(TibetanReview.net, Nov17, 2018) – President Lobsang Sangay of the Central Tibetan Administration (CTA) at Dharamshala, India, was stated to have met with some US lawmakers as well as Senate and House staffers during his visit to Washington, DC, over Nov 13-15. He has also met with some state department officials without any reported protest from China.
One of his last day’s meetings was stated to be with Senator Patrick Leahy whom the CTA’s Tibet.net Nov 16 described as “dear friend of His Holiness the Dalai Lama and one of the biggest supporters of the Tibetan people’s right to live in dignity and freedom”. Leahy has served in the US Congress for 44 years. The other meetings during the day were stated to be with Congressman Peter Roskam, Chair of the House Democracy Partnership (HDP), and Ranking Congressman David Price.
The meetings with Roskam and, presumably, with Price were stated to be his first.
The day before, he was reported to have met with outgoing Congresswoman Ileana Ros-Lehtinen. He was also stated to have taken part in a round-table conversation with 11 Senate and House staffers. It was organized by Nima Binara, Counsel of Senator Leahy. The issues discussed were stated to include US policies towards China, opportunities to advance the Tibet issue through legislative means, and strategies to further strengthen political advocacy for Tibet.

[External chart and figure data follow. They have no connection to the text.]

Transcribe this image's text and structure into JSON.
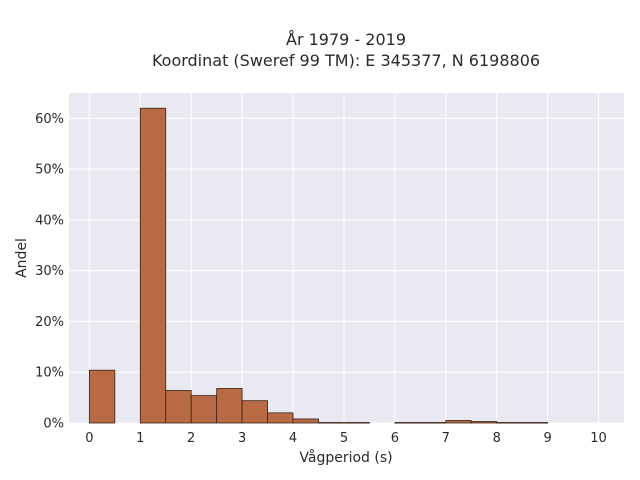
{
  "chart_data": {
    "type": "bar",
    "title_lines": [
      "År 1979 - 2019",
      "Koordinat (Sweref 99 TM): E 345377, N 6198806"
    ],
    "xlabel": "Vågperiod (s)",
    "ylabel": "Andel",
    "bin_width": 0.5,
    "bins": [
      {
        "x": 0.0,
        "value": 0.104
      },
      {
        "x": 0.5,
        "value": 0.0
      },
      {
        "x": 1.0,
        "value": 0.62
      },
      {
        "x": 1.5,
        "value": 0.064
      },
      {
        "x": 2.0,
        "value": 0.054
      },
      {
        "x": 2.5,
        "value": 0.068
      },
      {
        "x": 3.0,
        "value": 0.044
      },
      {
        "x": 3.5,
        "value": 0.02
      },
      {
        "x": 4.0,
        "value": 0.008
      },
      {
        "x": 4.5,
        "value": 0.001
      },
      {
        "x": 5.0,
        "value": 0.001
      },
      {
        "x": 5.5,
        "value": 0.0
      },
      {
        "x": 6.0,
        "value": 0.001
      },
      {
        "x": 6.5,
        "value": 0.001
      },
      {
        "x": 7.0,
        "value": 0.005
      },
      {
        "x": 7.5,
        "value": 0.003
      },
      {
        "x": 8.0,
        "value": 0.001
      },
      {
        "x": 8.5,
        "value": 0.001
      }
    ],
    "xlim": [
      -0.4,
      10.5
    ],
    "ylim": [
      0,
      0.65
    ],
    "xticks": [
      0,
      1,
      2,
      3,
      4,
      5,
      6,
      7,
      8,
      9,
      10
    ],
    "yticks": [
      0,
      0.1,
      0.2,
      0.3,
      0.4,
      0.5,
      0.6
    ],
    "ytick_labels": [
      "0%",
      "10%",
      "20%",
      "30%",
      "40%",
      "50%",
      "60%"
    ],
    "grid": true,
    "bar_color": "#b86a42",
    "bar_edge_color": "#3a2418",
    "plot_bg": "#e9e9f2",
    "grid_color": "#ffffff"
  }
}
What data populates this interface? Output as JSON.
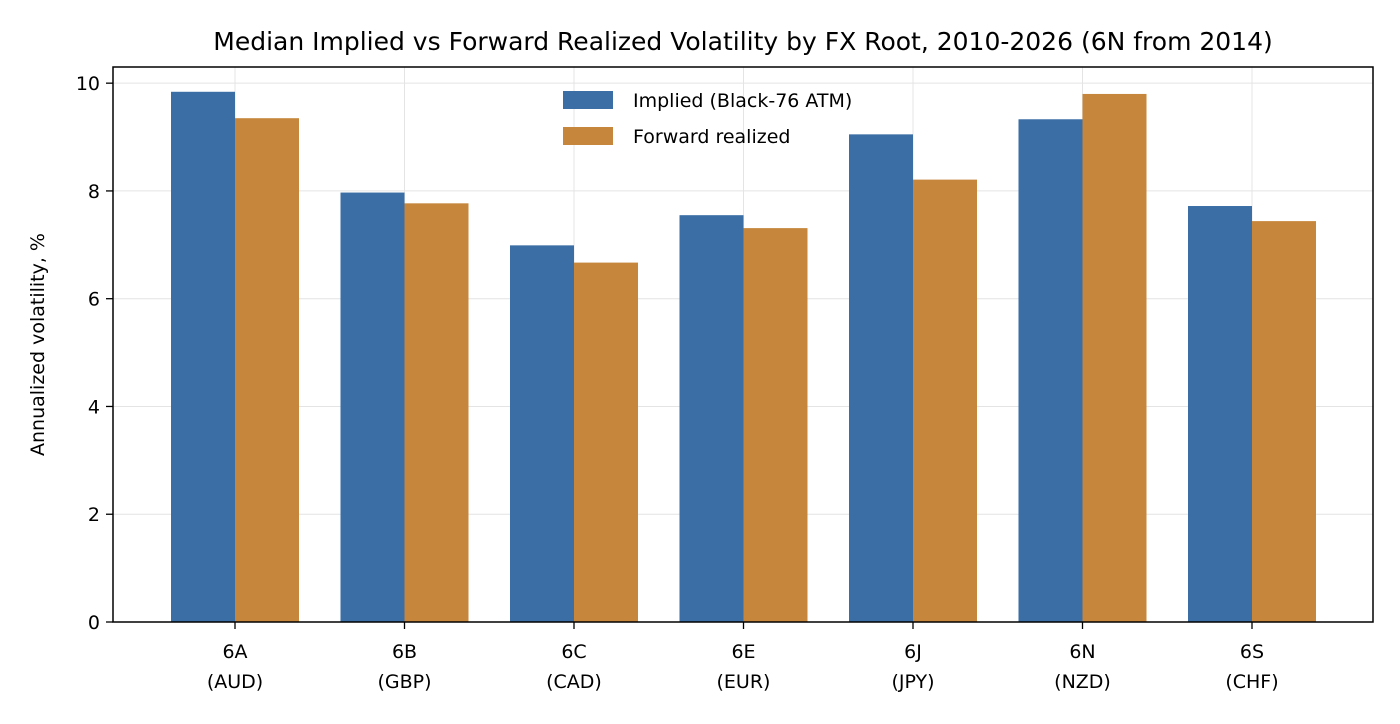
{
  "chart_data": {
    "type": "bar",
    "title": "Median Implied vs Forward Realized Volatility by FX Root, 2010-2026 (6N from 2014)",
    "xlabel": "",
    "ylabel": "Annualized volatility, %",
    "ylim": [
      0,
      10.3
    ],
    "yticks": [
      "0",
      "2",
      "4",
      "6",
      "8",
      "10"
    ],
    "grid": true,
    "legend_position": "top-center",
    "categories": [
      {
        "code": "6A",
        "currency": "(AUD)"
      },
      {
        "code": "6B",
        "currency": "(GBP)"
      },
      {
        "code": "6C",
        "currency": "(CAD)"
      },
      {
        "code": "6E",
        "currency": "(EUR)"
      },
      {
        "code": "6J",
        "currency": "(JPY)"
      },
      {
        "code": "6N",
        "currency": "(NZD)"
      },
      {
        "code": "6S",
        "currency": "(CHF)"
      }
    ],
    "series": [
      {
        "name": "Implied (Black-76 ATM)",
        "color": "#3a6ea5",
        "values": [
          9.84,
          7.97,
          6.99,
          7.55,
          9.05,
          9.33,
          7.72
        ]
      },
      {
        "name": "Forward realized",
        "color": "#c6873c",
        "values": [
          9.35,
          7.77,
          6.67,
          7.31,
          8.21,
          9.8,
          7.44
        ]
      }
    ]
  }
}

He was also stated to have met with Reva Price, House Democratic leader Nancy Pelosi’s legislative aide.
He has also met with representatives of the United States Agency for International Development (USAID), which had provided multi-million dollar aid for CTA-run Tibetan projects.
Earlier, on his first day, Sangay was stated to have taken part in an event called “Tibet and the Belt and Road Initiative: Lessons Learned from the Tibetan Experience with Chinese Infrastructure Projects” organized by the Congressionally funded National Endowment for Democracy. He has also met with Congressman Jim McGovern on that day.
Another “high level” meeting he had was reported to be with Samuel Brownback, the US Ambassador at Large for International Religious Freedom. Other meetings he had with officials of the US Administration were stated to be those with Ivan Kanapathy, Director for China, Taiwan, and Mongolia, National Security Council; Laura Stone, Deputy Assistant Secretary of State, Bureau of East Asian and Pacific Affairs; Tom Vajda, Acting Deputy Assistant Secretary for Security and Transnational Affairs, Bureau of South and Central Asian Affairs; and David Ranz, Acting Deputy Assistant Secretary, Bureau South and Central Asian Affairs.
Besides, Sangay was reported to have met with representatives in the State Department’s Bureau of Democracy, Human Rights, and Labor and Bureau of Population, Refugees, and Migration.
Other events he took part in were stated to include a round-table discussion with scholars and academics at the Hudson Institute and a dinner programme with some 40 Chinese friends and 15 Tibetans from the local community.